French courts on Friday, February 18, struck another serious blow at Freedom of Speech in the country when they found conservative reporter and pundit, Eric Zemmour, guilty of “inciting racial hatred”.
Zemmour’s crime was to justify police profiling when conducting random shakedowns. He had said on French TV that Blacks and Arabs are searched more often “Because most of the drug traffickers are Black and Arab. That’s the way it is. It is a well known fact.”
The court argued that as Zemmour is a professional of the media he knows “the meaning of words and their weight,” and the judges added that he “went beyond the authorized limits of freedom of speech”. And this is where the problem lies.
At no time did the court consider what Zemmour said on the basis of whether it was true or not. From observation, I consider it true. The French have no ethnic census so it is impossible to find statistics on crime and ethnicity. You only know if they have French citizenship or not. This does not prevent the French from separating prisoners in many penitentiaries into blocks according to ethnicity however: Arab, African, European, to avoid violence. But the French are not embarrassed when it comes to hypocrisy on the issue.
‘Truth’ in France is not a defense when it comes to laws covering slander and discriminatory speech. In France official history is made by politicians in parliament and not written in books by historians. When the French parliament passed a law declaring the killing of Armenians in Turkey in 1915 a “Genocide”, it then became illegal to intellectually challenge what happened without risking prison and fines.
The far right leader Jean Marie Le Pen was found guilty of “Negation of Genocide”, a crime, when he said that he considered the killing of Jews in World War Two “a detail in history”. Others in France have been attacked for mentioning the term “Jewish Lobby”. Once again, there was no debate on whether such a thing exists or not.

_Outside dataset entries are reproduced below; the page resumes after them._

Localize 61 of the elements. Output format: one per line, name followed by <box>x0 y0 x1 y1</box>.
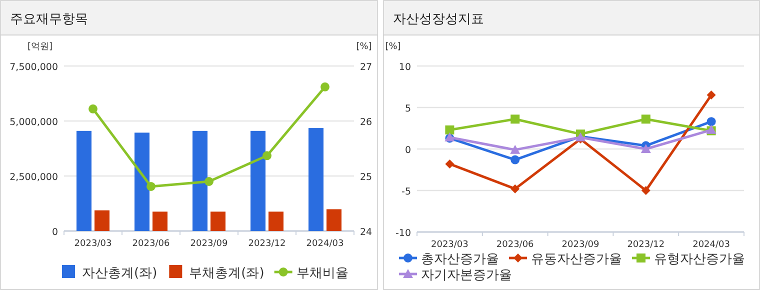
point <box>641 114 650 124</box>
legend-label: 유형자산증가율 <box>654 252 745 267</box>
x-tick-label: 2023/06 <box>496 240 534 250</box>
bar <box>210 212 226 231</box>
point <box>640 144 651 153</box>
legend-label: 유동자산증가율 <box>531 252 622 267</box>
bar <box>76 130 92 231</box>
y-tick-label: 5 <box>404 104 411 114</box>
point <box>510 114 520 124</box>
bar <box>268 212 284 231</box>
y2-tick-label: 26 <box>360 117 372 128</box>
x-tick-label: 2023/03 <box>431 240 468 250</box>
legend-label: 부채총계(좌) <box>189 266 264 281</box>
y-tick-label: 0 <box>404 145 411 156</box>
x-tick-label: 2023/09 <box>190 239 228 249</box>
chart-title: 주요재무항목 <box>10 12 88 27</box>
chart-title: 자산성장성지표 <box>393 12 484 27</box>
bar <box>326 209 342 231</box>
x-tick-label: 2023/12 <box>248 239 286 249</box>
point <box>706 90 716 100</box>
y-axis-title: [억원] <box>27 42 53 52</box>
bar <box>308 128 324 231</box>
x-tick-label: 2023/06 <box>132 239 170 249</box>
y2-tick-label: 24 <box>360 227 372 238</box>
point <box>445 125 454 134</box>
point <box>510 184 520 194</box>
y-tick-label: 10 <box>398 62 411 73</box>
y-tick-label: 0 <box>52 227 58 238</box>
point <box>262 151 272 160</box>
x-tick-label: 2023/03 <box>74 239 112 249</box>
point <box>706 117 716 126</box>
y-tick-label: -10 <box>395 228 411 239</box>
legend-label: 자산총계(좌) <box>82 266 158 281</box>
legend-label: 총자산증가율 <box>421 252 499 267</box>
x-tick-label: 2023/12 <box>627 240 665 250</box>
x-tick-label: 2024/03 <box>306 239 344 249</box>
bar <box>152 212 168 231</box>
y2-tick-label: 27 <box>360 62 372 73</box>
y-tick-label: -5 <box>402 186 411 198</box>
point <box>204 177 214 186</box>
x-tick-label: 2024/03 <box>692 240 730 250</box>
y-tick-label: 2,500,000 <box>10 172 58 183</box>
point <box>146 182 156 191</box>
y-tick-label: 7,500,000 <box>10 62 58 73</box>
bar <box>134 132 150 231</box>
bar <box>192 130 208 231</box>
point <box>641 186 650 195</box>
x-tick-label: 2023/09 <box>562 240 600 250</box>
bar <box>94 210 110 231</box>
point <box>88 104 98 114</box>
legend-label: 자기자본증가율 <box>421 268 512 283</box>
y2-tick-label: 25 <box>360 172 372 183</box>
point <box>320 82 330 92</box>
y-axis-title: [%] <box>385 42 401 52</box>
bar <box>250 130 266 231</box>
legend-label: 부채비율 <box>296 266 348 281</box>
y-tick-label: 5,000,000 <box>10 117 58 128</box>
point <box>445 159 454 168</box>
y2-axis-title: [%] <box>356 42 372 52</box>
point <box>510 155 520 164</box>
point <box>510 144 520 154</box>
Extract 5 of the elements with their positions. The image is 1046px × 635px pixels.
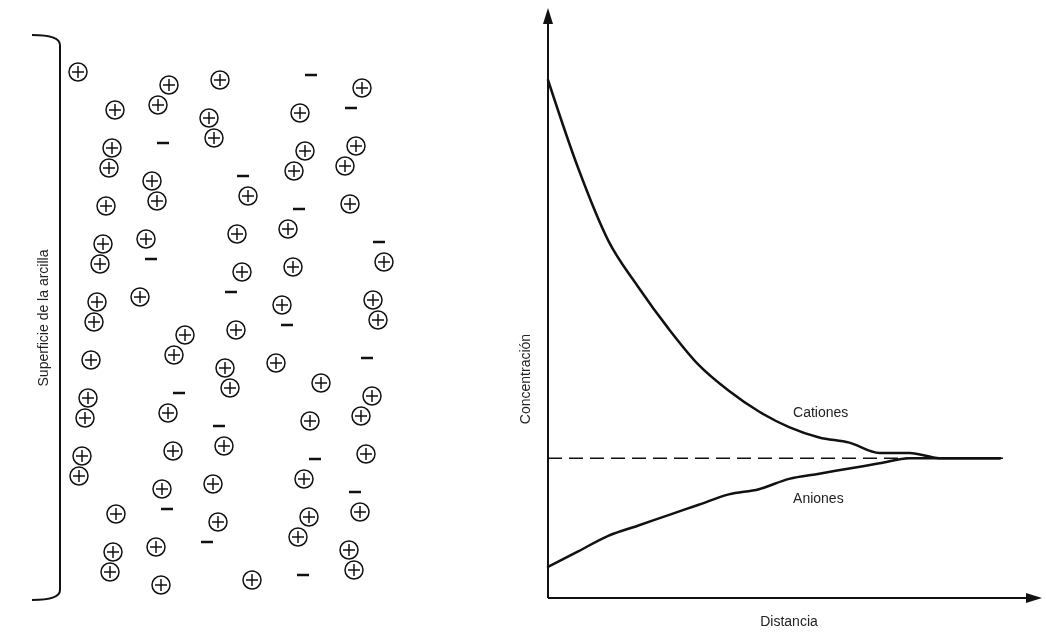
y-axis-title: Concentración bbox=[517, 333, 533, 425]
series-label: Aniones bbox=[793, 489, 844, 506]
series-label: Cationes bbox=[793, 404, 849, 421]
x-axis-title: Distancia bbox=[760, 613, 818, 629]
text: Superficie de la arcilla bbox=[35, 249, 51, 387]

The problem with limiting free speech is many fold. As Marcela Lacoub pointed out in her brilliant defense of the First Amendment in De la pornographie en Amérique (Paris, Fayard, 2010), we are dealing with a system that takes the expression of thought and makes it a physical act of crime. So the lawmakers impose what are “the limits of authorized Freedom of Speech” which comes out to what is authorized thought. Or as the lawyers for the Plaintiffs in the Zemmour case put it “the Courts have reminded us that the expression of racism is not an opinion but a crime”.
It is a well known tactic of ‘liberty killers’ to attack what is the least defensible in order to eat away at other rights. It is in fact dictating what is ‘legitimate thought’ and what is not with no concern as to whether the thought is true or not. But even if it is false, I believe people should be able to express their thoughts. How else do you confront them and hold public debate?

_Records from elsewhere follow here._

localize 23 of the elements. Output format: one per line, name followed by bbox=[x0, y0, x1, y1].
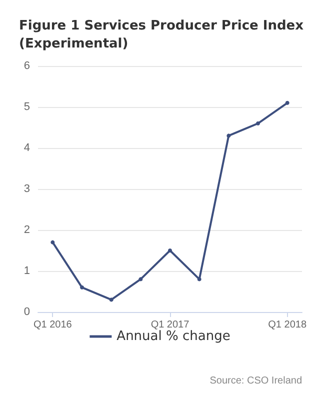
point bbox=[256, 121, 260, 126]
y-tick-label: 0 bbox=[24, 306, 30, 318]
chart-title: Figure 1 Services Producer Price Index (Experimental) bbox=[19, 18, 308, 52]
source-note: Source: CSO Ireland bbox=[210, 376, 302, 386]
x-tick-label: Q1 2016 bbox=[33, 320, 72, 330]
point bbox=[197, 277, 202, 282]
point bbox=[109, 298, 114, 302]
point bbox=[168, 248, 172, 252]
point bbox=[80, 285, 84, 290]
point bbox=[138, 277, 143, 282]
y-tick-label: 3 bbox=[24, 183, 30, 195]
x-tick-label: Q1 2017 bbox=[150, 320, 190, 330]
line-series bbox=[50, 100, 290, 302]
legend-label: Annual % change bbox=[116, 329, 230, 344]
y-tick-label: 5 bbox=[24, 101, 30, 113]
y-tick-label: 1 bbox=[24, 265, 30, 277]
y-tick-label: 4 bbox=[24, 142, 30, 154]
point bbox=[50, 240, 55, 244]
y-tick-label: 6 bbox=[24, 60, 30, 72]
x-tick-label: Q1 2018 bbox=[268, 320, 307, 330]
point bbox=[226, 134, 231, 138]
point bbox=[285, 100, 290, 105]
y-tick-label: 2 bbox=[24, 224, 30, 236]
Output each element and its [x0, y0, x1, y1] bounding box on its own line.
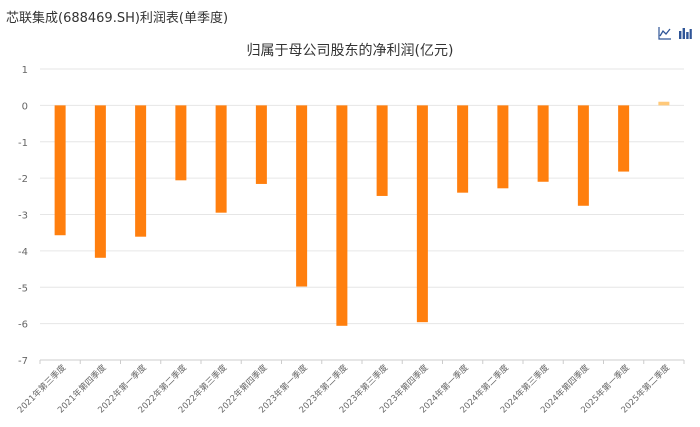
- bar-chart-icon[interactable]: [678, 26, 692, 40]
- bar: [376, 105, 388, 196]
- line-chart-icon[interactable]: [658, 26, 672, 40]
- bar: [255, 105, 267, 184]
- y-tick-label: -1: [18, 138, 28, 149]
- bar: [537, 105, 549, 182]
- bar: [618, 105, 630, 172]
- y-tick-label: -5: [18, 283, 28, 294]
- bar: [135, 105, 147, 237]
- y-tick-label: -3: [18, 211, 28, 222]
- page-title: 芯联集成(688469.SH)利润表(单季度): [6, 11, 229, 26]
- y-tick-label: 0: [22, 101, 28, 112]
- bar: [457, 105, 469, 193]
- y-tick-label: -7: [18, 356, 28, 367]
- bar: [577, 105, 589, 206]
- chart-toolbar: [658, 26, 692, 40]
- y-tick-label: -6: [18, 320, 28, 331]
- y-tick-label: -2: [18, 174, 28, 185]
- bar: [296, 105, 308, 287]
- bar: [658, 101, 670, 106]
- bar: [497, 105, 509, 189]
- bar: [54, 105, 66, 236]
- bar: [336, 105, 348, 326]
- y-tick-label: 1: [22, 65, 28, 76]
- chart-title: 归属于母公司股东的净利润(亿元): [246, 43, 454, 59]
- bar: [175, 105, 187, 181]
- bar: [215, 105, 227, 213]
- bar: [416, 105, 428, 323]
- y-tick-label: -4: [18, 247, 28, 258]
- bar: [94, 105, 106, 258]
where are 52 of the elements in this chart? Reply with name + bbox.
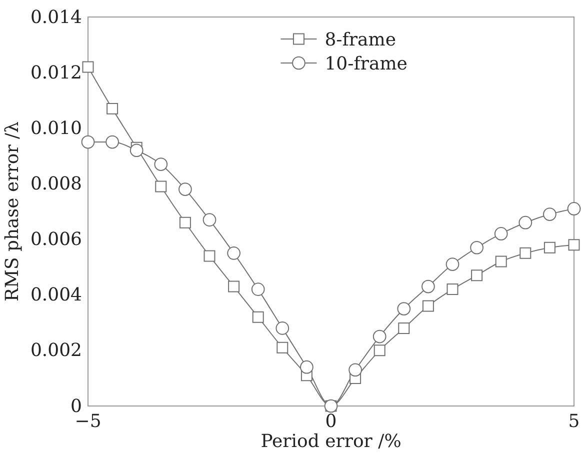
y-tick-label: 0.006 bbox=[30, 229, 82, 250]
point bbox=[446, 258, 460, 271]
y-tick-label: 0.014 bbox=[30, 6, 82, 28]
point bbox=[154, 158, 168, 171]
point bbox=[228, 280, 240, 292]
point bbox=[495, 256, 507, 268]
point bbox=[348, 363, 362, 377]
point bbox=[106, 102, 118, 114]
point bbox=[178, 182, 192, 196]
point bbox=[81, 135, 95, 149]
legend-label: 8-frame bbox=[324, 29, 396, 50]
point bbox=[422, 300, 434, 312]
point bbox=[422, 280, 435, 294]
point bbox=[179, 216, 191, 228]
point bbox=[567, 202, 581, 216]
point bbox=[324, 399, 338, 413]
point bbox=[543, 208, 556, 221]
point bbox=[544, 242, 556, 254]
point bbox=[374, 344, 386, 356]
point bbox=[106, 135, 119, 149]
point bbox=[568, 239, 580, 251]
point bbox=[82, 61, 94, 73]
point bbox=[494, 227, 508, 240]
point bbox=[372, 330, 386, 344]
point bbox=[155, 180, 167, 192]
point bbox=[446, 284, 458, 296]
point bbox=[251, 282, 265, 296]
y-axis-title: RMS phase error /λ bbox=[2, 122, 23, 302]
point bbox=[130, 144, 144, 158]
point bbox=[227, 246, 240, 260]
y-tick-label: 0.002 bbox=[30, 340, 82, 362]
point bbox=[300, 360, 314, 374]
point bbox=[276, 322, 290, 335]
point bbox=[520, 247, 532, 259]
x-tick-label: 0 bbox=[325, 410, 337, 432]
y-tick-label: 0.004 bbox=[30, 284, 82, 306]
point bbox=[470, 240, 484, 254]
x-axis-title: Period error /% bbox=[260, 431, 402, 452]
point bbox=[276, 342, 288, 354]
x-tick-label: 5 bbox=[568, 410, 580, 432]
y-tick-label: 0.010 bbox=[30, 118, 82, 139]
point bbox=[518, 216, 532, 230]
legend-label: 10-frame bbox=[324, 53, 408, 74]
y-tick-label: 0 bbox=[70, 396, 82, 417]
point bbox=[397, 302, 411, 316]
y-tick-label: 0.012 bbox=[30, 62, 82, 84]
point bbox=[252, 311, 264, 323]
point bbox=[398, 322, 410, 334]
y-tick-label: 0.008 bbox=[30, 173, 82, 194]
point bbox=[471, 270, 483, 282]
point bbox=[204, 250, 216, 262]
point bbox=[202, 213, 216, 227]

France has an enormous problem with millions of immigrants (Arab and African) and their children who have not integrated the culture or even show hostility to the French. In his controversial book The Denial of Cultures (Le déni des cultures, Paris, Seuil, 2010) the French sociologist Hugues Lagrange, pointed out that years of research demonstrated certain ethnicities, cultures and religions made it more difficult to integrate French society.
Lagrange says because of the differences « it is dishonest and inefficient to believe that in France we share the same values, the same principles (…) the same conception of authority and freedom.” The results of his ethnic studies back up his claim. However, this researcher has not seen his book censored by the courts although many other books have been censored in France for much less.
It was for expressing a similar opinion that Eric Zemmour was found guilty and fined.